Robotics, AI and employment futures in the Asia-Pacific

From driverless lorries to self-driving cars, and from automated surgery to robotic solicitors, we are presently on the verge of a technological revolution like no other. Doom-laden predictions warn that almost 50% of current jobs are at risk of replacement by robotics and automation technologies. Unique to this ‘third’ round of automation is machine learning and artificial intelligence. Yet current debate on the social and cultural impacts of robotics on work remains limited. Against this looming spectre of mass unemployment, and renewed social struggles, the purpose of this paper is to suggest ways in which sociologists might contribute to debates about the relationship between robotics and labour along more nuanced lines.

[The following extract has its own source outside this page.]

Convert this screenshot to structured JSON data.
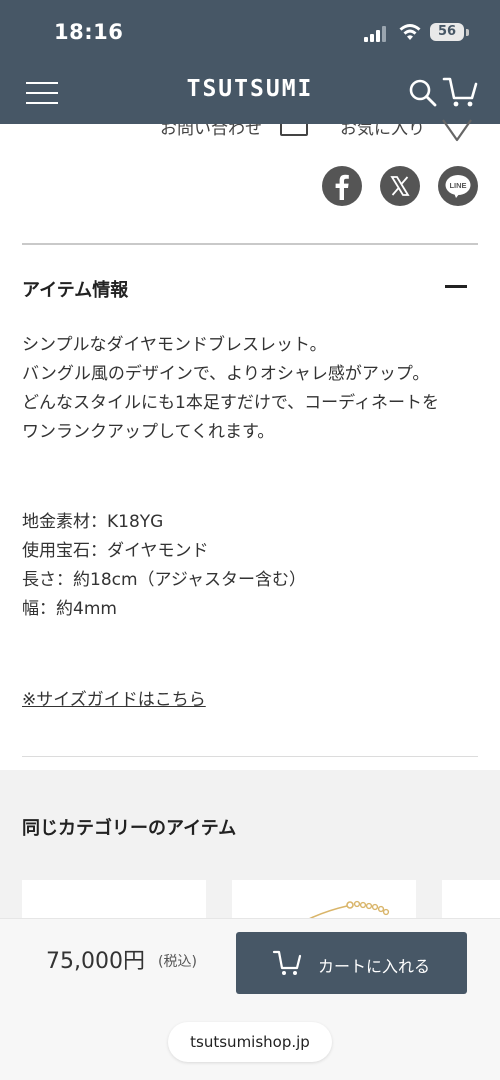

Its aim is to suggest how sociologists are well-placed to unpack the complexities and richness of the relationships of robotics and labour, emphasising the value of dwelling with their ambivalences, rather than slipping into the easy caricature of overdetermined moral panic.

ANU College of

Arts & Social Sciences

Catherine Waldby

Global oocytes: medical tourism and the transaction of fertility

Since the early 1980s, IVF procedures allow one woman to donate her oocytes (eggs) to another, and so enable women with poor fertility to conceive. As IVF treatment becomes more and more common and global, the demand for fertile oocytes has expanded dramatically. However different jurisdictions adopt widely different approaches to regulation, ranging from complete prohibition (e.g. Germany), through strictly altruistic gifting (e.g. Australia), to regulated and unregulated markets (e.g. United Kingdom/Spain and USA). As a consequence, oocytes have acquired enormous scarcity value and developed a complex social and economic life. The ways they are produced, circulated and negotiated has become an important dynamic in considering the ways reproductive capacities are distributed and biomedically enhanced, and the ways power relations between different groups of women play out.

In this paper, I will present some fieldwork interviews with Australian and British women who have travelled overseas to purchase oocytes. Like the more notorious practice of international surrogacy, this kind of fertility tourism allows women and couples to circumvent regulations and obtain kinds of third party fertility services that may be illegal in their resident jurisdiction. I will focus in particular on the ways the women negotiate the issue of the donor’s legal and biological identity in the process of assisted family formation. I will discuss the imperative to ‘match’ the donor with the recipient’s ethnicity, and hence to conceal the donation, and the emergence of an alternative ethic among Australian couples that publically celebrates the trace of the south-east Asian donor in the formation of a ‘rainbow’ family.